In place of transparency, the government has tried hyperbole, disinformation and scaremongering, with a classic example of this being the infantile and dishonest “public information and education campaign” put together by advertising agency FCB New Zealand at a cost to the taxpayer of $4 million.
The sole aim seemed to be to frighten New Zealanders into thinking our water infrastructure is in a terrible state likely to result in failure of supply or widespread illness and thus soften us up for the hijacking of council-owned assets and the removal of democratic accountability mechanisms.
In actual fact most council manage their water infrastructure efficiently and safely. In the OECD New Zealand’s water quality is highly rated.
If the government is truly trying only to ensure a quality water supply now and into the future then they could take a huge amount of the heat out of the opposition to the Three Waters project by preventing the privatisation of our water assets now or at any time in the future and also absolutely removing any right for the payment of any type of water royalty to any persons or groups.
New Zealanders should be given the right to decide what type of government they want: one that serves all citizens equally, or one that recognises a minority racial group as having rights that trump those of the majority and this can only be fairly done by a binding referendum.

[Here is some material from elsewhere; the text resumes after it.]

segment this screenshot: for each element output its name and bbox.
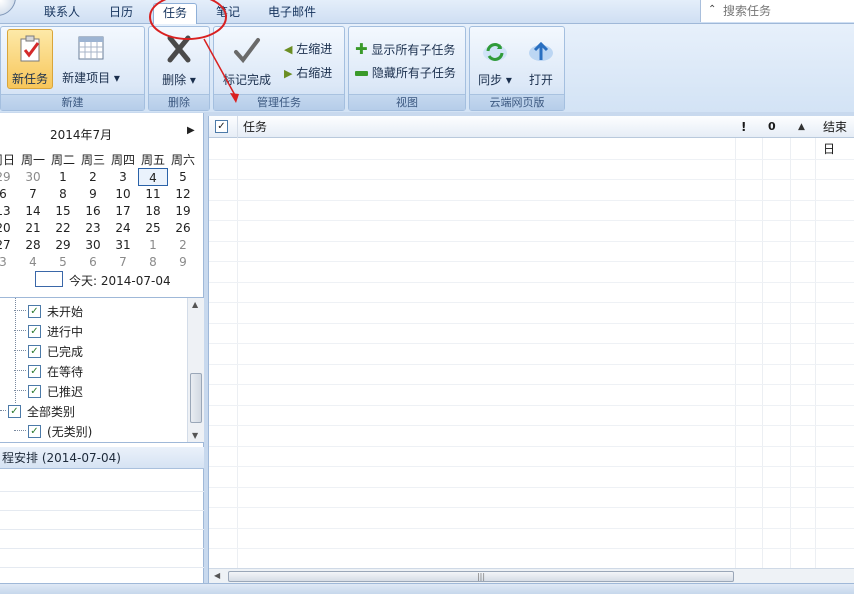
annotation-arrowhead xyxy=(230,93,239,103)
annotation-overlay xyxy=(149,0,239,103)
annotation-circle xyxy=(149,0,227,40)
annotation-arrow-line xyxy=(203,38,237,98)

This doesn’t mean sweeping aside Maori rights. But it’s one thing to treat Maori fairly and respectfully, as is their due, and quite another to undermine the fundamental democratic principles from which all New Zealanders – Maori, Pakeha and everyone else – benefit.
People of Maori descent enjoy the same rights as the rest of us. These include the right to stand for councils and to get elected, as many have done. That would provide the opportunity to be represented in the running of a legitimately constituted Three Waters governance structure. But the powerful iwi interests that influence the government (and in particular Labour’s Maori caucus, which is a power centre in its own right) want to bypass that process and enjoy a seat at the table as of right.
To put it another way, the Three Waters project, as it stands, involves replacing democracy with a form of race based government.